120726 16:10:36 [Note] WSREP: Passing config to GCS: base_host = 172.30.0.163; evs.consensus_timeout = PT1M; evs.inactive_check_period = PT10S; evs.inactive_timeout = PT1M; evs.keepalive_period = PT3S; evs.send_window = 1024; evs.suspect_timeout = PT30S; evs.user_send_window = 512; gcache.dir = /var/lib/mysql/; gcache.keep_pages_size = 0; gcache.mem_size = 0; gcache.name = /var/lib/mysql//galera.cache; gcache.page_size = 128M; gcache.size = 1G; gcs.fc_debug = 0; gcs.fc_factor = 0.5; gcs.fc_limit = 16; gcs.fc_master_slave = NO; gcs.max_packet_size = 64500; gcs.max_throttle = 0.25; gcs.recv_q_hard_limit = 9223372036854775807; gcs.recv_q_soft_limit = 0.25; gcs.sync_donor = NO; replicator.causal_read_timeout = PT30S; replicator.commit_order = 3
120726 16:10:36 [Note] WSREP: Assign initial position for certification: -1, protocol version: -1
120726 16:10:36 [Note] WSREP: wsrep_sst_grab()
120726 16:10:36 [Note] WSREP: Start replication
120726 16:10:36 [Note] WSREP: Setting initial position to 00000000-0000-0000-0000-000000000000:-1
120726 16:10:36 [Note] WSREP: (1bc3616b-d777-11e1-0800-4a369f7eed28, ‘tcp://0.0.0.0:4567’) listening at tcp://0.0.0.0:4567
120726 16:10:36 [Note] WSREP: (1bc3616b-d777-11e1-0800-4a369f7eed28, ‘tcp://0.0.0.0:4567’) multicast: , ttl: 1
120726 16:10:36 [Note] WSREP: EVS version 0
120726 16:10:36 [Note] WSREP: PC version 0
120726 16:10:36 [Note] WSREP: gcomm: connecting to group ‘galeraprimary’, peer ‘galera1.torreycommerce.net:4567
120726 16:10:36 [Note] WSREP: (1bc3616b-d777-11e1-0800-4a369f7eed28, ‘tcp://0.0.0.0:4567’) turning message relay requesting on, nonlive peers: tcp://172.30.0.154:4567
120726 16:10:36 [Note] WSREP: (1bc3616b-d777-11e1-0800-4a369f7eed28, ‘tcp://0.0.0.0:4567’) turning message relay requesting off
120726 16:11:06 [Note] WSREP: view((empty))
120726 16:11:06 [ERROR] WSREP: failed to open gcomm backend connection: 110: failed to reach primary view: 110 (Connection timed out)
at gcomm/src/pc.cpp:connect():148
120726 16:11:06 [ERROR] WSREP: gcs/src/gcs_core.c:gcs_core_open():195: Failed to open backend connection: -110 (Connection timed out)
120726 16:11:06 [ERROR] WSREP: gcs/src/gcs.c:gcs_open():1290: Failed to open channel ‘galeraprimary’ at ‘gcomm://galera1.torreycommerce.net:4567’: -110 (Connection timed out)
120726 16:11:06 [ERROR] WSREP: gcs connect failed: Connection timed out
120726 16:11:06 [ERROR] WSREP: wsrep::connect() failed: 6
120726 16:11:06 [ERROR] Aborting

120726 16:11:06 [Note] WSREP: Service disconnected.
120726 16:11:07 [Note] WSREP: Some threads may fail to exit.

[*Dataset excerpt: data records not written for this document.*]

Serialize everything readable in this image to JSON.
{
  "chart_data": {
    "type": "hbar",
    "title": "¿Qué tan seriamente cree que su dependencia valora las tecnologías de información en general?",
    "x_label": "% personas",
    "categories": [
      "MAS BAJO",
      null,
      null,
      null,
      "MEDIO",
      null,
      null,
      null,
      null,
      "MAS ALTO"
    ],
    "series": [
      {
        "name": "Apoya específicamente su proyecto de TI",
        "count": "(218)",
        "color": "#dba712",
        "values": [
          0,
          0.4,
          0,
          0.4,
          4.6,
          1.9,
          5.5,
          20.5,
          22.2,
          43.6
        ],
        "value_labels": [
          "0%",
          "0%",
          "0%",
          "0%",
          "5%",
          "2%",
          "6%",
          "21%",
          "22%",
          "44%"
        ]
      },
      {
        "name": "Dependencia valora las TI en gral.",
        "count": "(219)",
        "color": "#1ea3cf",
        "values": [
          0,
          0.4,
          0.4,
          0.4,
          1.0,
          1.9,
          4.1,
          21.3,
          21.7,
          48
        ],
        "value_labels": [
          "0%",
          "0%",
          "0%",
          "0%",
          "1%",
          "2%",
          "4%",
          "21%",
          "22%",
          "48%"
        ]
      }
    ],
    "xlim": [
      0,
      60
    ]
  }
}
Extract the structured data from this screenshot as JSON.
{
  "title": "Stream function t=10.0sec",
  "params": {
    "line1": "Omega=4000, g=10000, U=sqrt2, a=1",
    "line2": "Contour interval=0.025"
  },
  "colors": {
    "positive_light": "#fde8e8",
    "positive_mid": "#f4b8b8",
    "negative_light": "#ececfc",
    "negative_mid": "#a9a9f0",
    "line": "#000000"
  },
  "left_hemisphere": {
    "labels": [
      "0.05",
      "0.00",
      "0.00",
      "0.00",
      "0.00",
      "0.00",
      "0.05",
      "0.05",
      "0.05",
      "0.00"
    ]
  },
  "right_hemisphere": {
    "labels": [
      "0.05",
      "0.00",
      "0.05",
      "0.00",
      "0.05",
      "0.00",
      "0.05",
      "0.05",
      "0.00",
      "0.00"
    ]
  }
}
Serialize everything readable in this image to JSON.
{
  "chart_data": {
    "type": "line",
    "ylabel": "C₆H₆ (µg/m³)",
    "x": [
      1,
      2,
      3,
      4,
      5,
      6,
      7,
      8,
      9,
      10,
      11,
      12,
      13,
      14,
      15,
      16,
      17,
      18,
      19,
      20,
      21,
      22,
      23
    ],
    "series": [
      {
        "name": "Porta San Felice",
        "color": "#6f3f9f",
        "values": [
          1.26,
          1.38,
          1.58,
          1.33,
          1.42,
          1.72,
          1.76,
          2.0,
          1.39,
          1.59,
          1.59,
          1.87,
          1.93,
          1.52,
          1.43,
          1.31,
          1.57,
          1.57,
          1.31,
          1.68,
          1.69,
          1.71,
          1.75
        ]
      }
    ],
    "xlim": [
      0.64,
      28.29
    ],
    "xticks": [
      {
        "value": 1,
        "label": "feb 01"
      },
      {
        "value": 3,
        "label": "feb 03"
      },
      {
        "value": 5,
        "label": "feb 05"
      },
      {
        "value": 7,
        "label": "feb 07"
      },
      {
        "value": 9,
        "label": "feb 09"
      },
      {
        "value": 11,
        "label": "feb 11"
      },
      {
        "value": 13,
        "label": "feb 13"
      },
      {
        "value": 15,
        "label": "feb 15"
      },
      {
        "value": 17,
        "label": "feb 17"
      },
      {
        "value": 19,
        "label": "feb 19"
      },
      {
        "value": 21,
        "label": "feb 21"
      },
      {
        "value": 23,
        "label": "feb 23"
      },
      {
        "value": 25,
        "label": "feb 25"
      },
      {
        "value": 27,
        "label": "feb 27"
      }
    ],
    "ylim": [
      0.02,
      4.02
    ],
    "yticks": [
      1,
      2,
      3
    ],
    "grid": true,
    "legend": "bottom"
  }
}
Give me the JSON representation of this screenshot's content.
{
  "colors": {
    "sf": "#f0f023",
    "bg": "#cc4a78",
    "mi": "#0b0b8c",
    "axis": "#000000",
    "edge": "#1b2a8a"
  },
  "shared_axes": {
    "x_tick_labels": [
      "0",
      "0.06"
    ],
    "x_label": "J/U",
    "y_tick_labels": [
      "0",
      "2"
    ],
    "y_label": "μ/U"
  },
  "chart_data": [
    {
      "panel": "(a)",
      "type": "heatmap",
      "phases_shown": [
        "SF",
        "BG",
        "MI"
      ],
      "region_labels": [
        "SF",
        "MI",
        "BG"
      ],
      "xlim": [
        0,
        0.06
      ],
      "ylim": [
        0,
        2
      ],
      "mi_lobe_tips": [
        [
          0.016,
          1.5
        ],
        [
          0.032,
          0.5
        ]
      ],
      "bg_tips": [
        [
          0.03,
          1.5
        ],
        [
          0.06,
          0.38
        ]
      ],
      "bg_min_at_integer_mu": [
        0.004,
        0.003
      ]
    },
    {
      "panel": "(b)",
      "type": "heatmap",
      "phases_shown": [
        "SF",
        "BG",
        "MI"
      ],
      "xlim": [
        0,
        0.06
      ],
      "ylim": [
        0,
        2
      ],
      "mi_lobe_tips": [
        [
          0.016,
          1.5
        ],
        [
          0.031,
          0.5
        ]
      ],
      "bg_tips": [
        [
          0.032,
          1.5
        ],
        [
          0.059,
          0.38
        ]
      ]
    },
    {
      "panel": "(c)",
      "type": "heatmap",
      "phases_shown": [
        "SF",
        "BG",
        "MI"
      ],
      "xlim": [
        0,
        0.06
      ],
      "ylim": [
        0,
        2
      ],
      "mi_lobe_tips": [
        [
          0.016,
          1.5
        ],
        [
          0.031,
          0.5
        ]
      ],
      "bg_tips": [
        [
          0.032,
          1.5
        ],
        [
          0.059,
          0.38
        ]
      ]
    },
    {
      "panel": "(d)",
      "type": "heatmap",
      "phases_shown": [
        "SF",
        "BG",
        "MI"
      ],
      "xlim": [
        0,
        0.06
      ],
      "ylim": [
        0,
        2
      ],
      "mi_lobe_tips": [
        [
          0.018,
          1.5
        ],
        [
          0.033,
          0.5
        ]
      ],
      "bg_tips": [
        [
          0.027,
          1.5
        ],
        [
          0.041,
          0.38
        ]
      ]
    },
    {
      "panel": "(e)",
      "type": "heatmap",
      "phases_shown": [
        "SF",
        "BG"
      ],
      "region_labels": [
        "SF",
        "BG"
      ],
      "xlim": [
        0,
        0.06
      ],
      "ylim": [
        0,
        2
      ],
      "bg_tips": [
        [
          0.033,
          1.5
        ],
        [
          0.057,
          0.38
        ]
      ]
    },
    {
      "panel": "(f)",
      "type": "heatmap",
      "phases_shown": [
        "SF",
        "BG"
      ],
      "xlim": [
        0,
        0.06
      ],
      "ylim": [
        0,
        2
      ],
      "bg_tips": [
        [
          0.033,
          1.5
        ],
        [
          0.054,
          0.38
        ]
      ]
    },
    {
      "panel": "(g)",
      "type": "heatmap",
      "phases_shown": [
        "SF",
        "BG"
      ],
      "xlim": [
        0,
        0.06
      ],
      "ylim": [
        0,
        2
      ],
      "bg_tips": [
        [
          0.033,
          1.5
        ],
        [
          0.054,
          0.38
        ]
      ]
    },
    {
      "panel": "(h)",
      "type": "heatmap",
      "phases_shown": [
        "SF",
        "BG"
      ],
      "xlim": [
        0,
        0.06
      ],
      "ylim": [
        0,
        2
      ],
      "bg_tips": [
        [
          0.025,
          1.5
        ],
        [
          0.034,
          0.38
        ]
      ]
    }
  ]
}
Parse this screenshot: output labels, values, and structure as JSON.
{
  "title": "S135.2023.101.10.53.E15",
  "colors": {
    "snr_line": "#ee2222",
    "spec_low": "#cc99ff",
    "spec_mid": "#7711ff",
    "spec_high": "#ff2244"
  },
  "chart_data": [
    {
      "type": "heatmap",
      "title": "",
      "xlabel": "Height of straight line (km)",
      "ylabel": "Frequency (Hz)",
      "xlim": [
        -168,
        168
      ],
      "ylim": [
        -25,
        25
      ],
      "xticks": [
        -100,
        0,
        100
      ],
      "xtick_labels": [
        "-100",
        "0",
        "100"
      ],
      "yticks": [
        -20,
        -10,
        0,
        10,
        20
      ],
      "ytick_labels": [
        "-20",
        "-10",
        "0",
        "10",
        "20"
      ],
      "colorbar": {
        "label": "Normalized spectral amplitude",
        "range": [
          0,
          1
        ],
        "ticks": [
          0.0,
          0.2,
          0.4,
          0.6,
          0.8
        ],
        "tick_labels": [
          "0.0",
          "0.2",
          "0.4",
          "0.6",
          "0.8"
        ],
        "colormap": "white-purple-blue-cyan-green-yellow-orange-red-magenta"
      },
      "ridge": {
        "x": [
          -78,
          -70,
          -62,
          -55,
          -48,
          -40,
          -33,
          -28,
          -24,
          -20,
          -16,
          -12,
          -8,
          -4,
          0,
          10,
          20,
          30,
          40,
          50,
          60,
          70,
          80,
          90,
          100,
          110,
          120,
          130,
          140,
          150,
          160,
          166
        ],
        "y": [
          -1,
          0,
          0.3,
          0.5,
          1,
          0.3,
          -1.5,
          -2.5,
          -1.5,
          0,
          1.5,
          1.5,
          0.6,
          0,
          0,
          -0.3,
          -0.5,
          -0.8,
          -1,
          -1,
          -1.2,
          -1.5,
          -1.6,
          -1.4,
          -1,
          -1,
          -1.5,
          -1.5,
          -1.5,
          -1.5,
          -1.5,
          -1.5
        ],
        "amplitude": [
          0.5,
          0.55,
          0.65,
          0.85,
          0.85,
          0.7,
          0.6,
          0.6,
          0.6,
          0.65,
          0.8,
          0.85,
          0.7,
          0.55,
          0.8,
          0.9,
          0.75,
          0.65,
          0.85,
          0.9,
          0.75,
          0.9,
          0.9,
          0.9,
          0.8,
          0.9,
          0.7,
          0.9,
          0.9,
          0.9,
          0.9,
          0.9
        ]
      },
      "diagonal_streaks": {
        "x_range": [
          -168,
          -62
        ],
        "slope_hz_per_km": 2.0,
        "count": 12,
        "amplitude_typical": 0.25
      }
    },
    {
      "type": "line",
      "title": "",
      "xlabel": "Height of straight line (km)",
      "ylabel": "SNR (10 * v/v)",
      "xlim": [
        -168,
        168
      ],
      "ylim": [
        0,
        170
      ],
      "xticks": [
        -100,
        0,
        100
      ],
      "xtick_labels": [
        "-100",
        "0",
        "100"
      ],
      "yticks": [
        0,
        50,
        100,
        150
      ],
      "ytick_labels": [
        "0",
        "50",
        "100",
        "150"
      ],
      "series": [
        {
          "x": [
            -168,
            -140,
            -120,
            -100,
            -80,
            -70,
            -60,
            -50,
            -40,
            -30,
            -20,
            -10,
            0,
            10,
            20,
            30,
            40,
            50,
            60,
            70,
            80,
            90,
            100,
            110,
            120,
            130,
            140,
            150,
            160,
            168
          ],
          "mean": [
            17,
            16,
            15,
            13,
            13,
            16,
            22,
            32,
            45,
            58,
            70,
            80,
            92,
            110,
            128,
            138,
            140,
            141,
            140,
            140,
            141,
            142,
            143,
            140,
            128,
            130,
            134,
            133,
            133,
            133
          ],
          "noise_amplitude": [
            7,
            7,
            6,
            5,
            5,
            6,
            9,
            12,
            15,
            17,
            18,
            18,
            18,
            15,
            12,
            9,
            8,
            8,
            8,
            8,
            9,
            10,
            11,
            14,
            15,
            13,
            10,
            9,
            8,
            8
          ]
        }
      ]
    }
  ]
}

Any ideas what is going on here?

No one has any ideas? This is still an issue for me… random timeouts that don’t (or rather can’t be) network related.

I just did some reading and it’s very possible that there is still a bug with log_bin in place. I’ll try disabling and see if it fixes the disconnects. If it does, should I file a bug report with the Codership team, or Percona?